Она, не отвечая, шла к спуску, который вел к виноградникам. Он хорошо знал ее спокойную и непреклонную волю, какое-то кроткое упрямство, светившееся во взгляде голубых глаз, крепко сидевшее в ее изящной белокурой головке, не признававшей никаких препятствий; и он взял ее под руку, чтобы она не оступилась.
– Христиана, что, если нас увидят?
– Ты так не говорил в прошлом году. Да и не увидит никто. Все на празднике. Мы быстро вернемся, никто не заметит.
Вскоре начался подъем в гору по каменистой тропинке. Христиана тяжело дышала и всей тяжестью опиралась на руку Поля; на каждом шагу она говорила:
– Ничего. Так хорошо, хорошо, хорошо помучиться из-за этого!

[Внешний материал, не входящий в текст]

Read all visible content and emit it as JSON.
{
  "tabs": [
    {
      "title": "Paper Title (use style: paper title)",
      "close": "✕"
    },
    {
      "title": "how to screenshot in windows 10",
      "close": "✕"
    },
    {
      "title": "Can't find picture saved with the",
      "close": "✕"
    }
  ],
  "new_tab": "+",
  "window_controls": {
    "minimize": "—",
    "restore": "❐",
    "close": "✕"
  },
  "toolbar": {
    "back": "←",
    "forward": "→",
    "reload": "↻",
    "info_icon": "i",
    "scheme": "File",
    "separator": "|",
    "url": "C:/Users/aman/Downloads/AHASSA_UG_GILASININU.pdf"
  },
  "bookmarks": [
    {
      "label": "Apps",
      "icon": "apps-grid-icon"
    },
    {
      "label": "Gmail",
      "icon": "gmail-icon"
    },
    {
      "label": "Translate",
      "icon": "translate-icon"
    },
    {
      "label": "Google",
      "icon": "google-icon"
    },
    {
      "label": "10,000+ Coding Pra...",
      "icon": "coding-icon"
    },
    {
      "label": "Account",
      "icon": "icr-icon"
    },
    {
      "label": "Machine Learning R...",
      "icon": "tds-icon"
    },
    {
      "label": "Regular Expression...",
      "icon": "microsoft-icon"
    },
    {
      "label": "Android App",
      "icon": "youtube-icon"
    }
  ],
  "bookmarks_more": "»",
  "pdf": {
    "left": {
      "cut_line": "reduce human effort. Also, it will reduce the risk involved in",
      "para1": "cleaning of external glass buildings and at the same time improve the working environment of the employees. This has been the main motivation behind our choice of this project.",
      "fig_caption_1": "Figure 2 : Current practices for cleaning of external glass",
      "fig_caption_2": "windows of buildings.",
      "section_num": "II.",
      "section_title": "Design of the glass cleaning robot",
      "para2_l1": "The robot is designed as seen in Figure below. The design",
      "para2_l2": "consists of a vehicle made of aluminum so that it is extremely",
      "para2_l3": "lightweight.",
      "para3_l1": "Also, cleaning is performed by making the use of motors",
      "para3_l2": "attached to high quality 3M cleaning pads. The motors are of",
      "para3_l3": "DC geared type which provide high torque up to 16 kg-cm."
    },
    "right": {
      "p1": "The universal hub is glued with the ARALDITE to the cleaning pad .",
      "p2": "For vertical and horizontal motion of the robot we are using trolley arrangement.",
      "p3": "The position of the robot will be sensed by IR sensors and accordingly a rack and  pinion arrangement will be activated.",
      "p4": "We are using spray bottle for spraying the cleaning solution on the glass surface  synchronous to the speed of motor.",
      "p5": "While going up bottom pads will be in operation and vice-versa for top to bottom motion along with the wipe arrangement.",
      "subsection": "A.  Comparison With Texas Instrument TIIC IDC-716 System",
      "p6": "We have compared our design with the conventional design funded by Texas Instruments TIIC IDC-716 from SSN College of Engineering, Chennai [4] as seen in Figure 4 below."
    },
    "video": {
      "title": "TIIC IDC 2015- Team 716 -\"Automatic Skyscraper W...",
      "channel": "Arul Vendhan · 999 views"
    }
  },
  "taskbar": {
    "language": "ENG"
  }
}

Он остановился, хотел вести ее обратно, но она и слушать ничего не желала:
– Нет, нет. Я счастлива… Ты не понимаешь этого. Послушай… Я чувствую, как шевелится наш ребенок… твой ребенок… Какое это счастье!.. Погоди, дай руку… чувствуешь?…
Она не понимала, что этот человек был из породы любовников, но совсем не из породы отцов. Лишь только он узнал, что она беременна, он стал отдаляться от нее, чувствуя к ней невольную брезгливость. Когда-то он не раз говорил, что женщина, хотя бы однажды выполнившая назначение воспроизводительницы рода, уже недостойна любви. В любви он искал восторгов какой-то крылатой страсти, уносящей два сердца к недостижимому идеалу, бесплотного слияния двух душ – словом, того надуманного, неосуществимого чувства, какое создают мечты поэтов. В живой, реальной женщине он обожал Венеру, священное лоно которой всегда должно сохранять чистые линии бесплодной красоты. Мысль о том маленьком существе, которое зачала от него эта женщина, о том человеческом зародыше, что шевелится в ее теле, оскверняет его и уже обезобразил его, вызывала у Поля Бретиньи непреодолимое отвращение. Для него материнство превратило эту женщину в животное. Она была теперь уже не редкостным, обожаемым созданием, волшебной грезой, а самкой, производительницей. И к этому эстетическому отвращению примешивалась даже чисто физическая брезгливость.
Но разве могла она почувствовать, угадать все это, она, которую каждое движение желанного ребенка все сильнее привязывало к любовнику? Тот, кого она обожала, кого с мгновения первого поцелуя любила все больше, не только жил в ее сердце, он зародил в ее теле новую жизнь, и то существо, которое она вынашивала в себе, толчки которого отдавались в ее ладонях, прижатых к животу, то существо, которое как будто уже рвалось на свободу, – ведь это тоже был он. Да, это был он сам, ее добрый, родной, ее ласковый, единственный ее друг, возродившийся в ней таинством природы. И теперь она любила его вдвойне – того большого Поля, который принадлежал ей, и того крошечного, еще неведомого, который тоже принадлежал ей; любила того, которого она видела, слышала, касалась, обнимала, и того, кого лишь чувствовала в себе, когда он шевелился у нее под сердцем.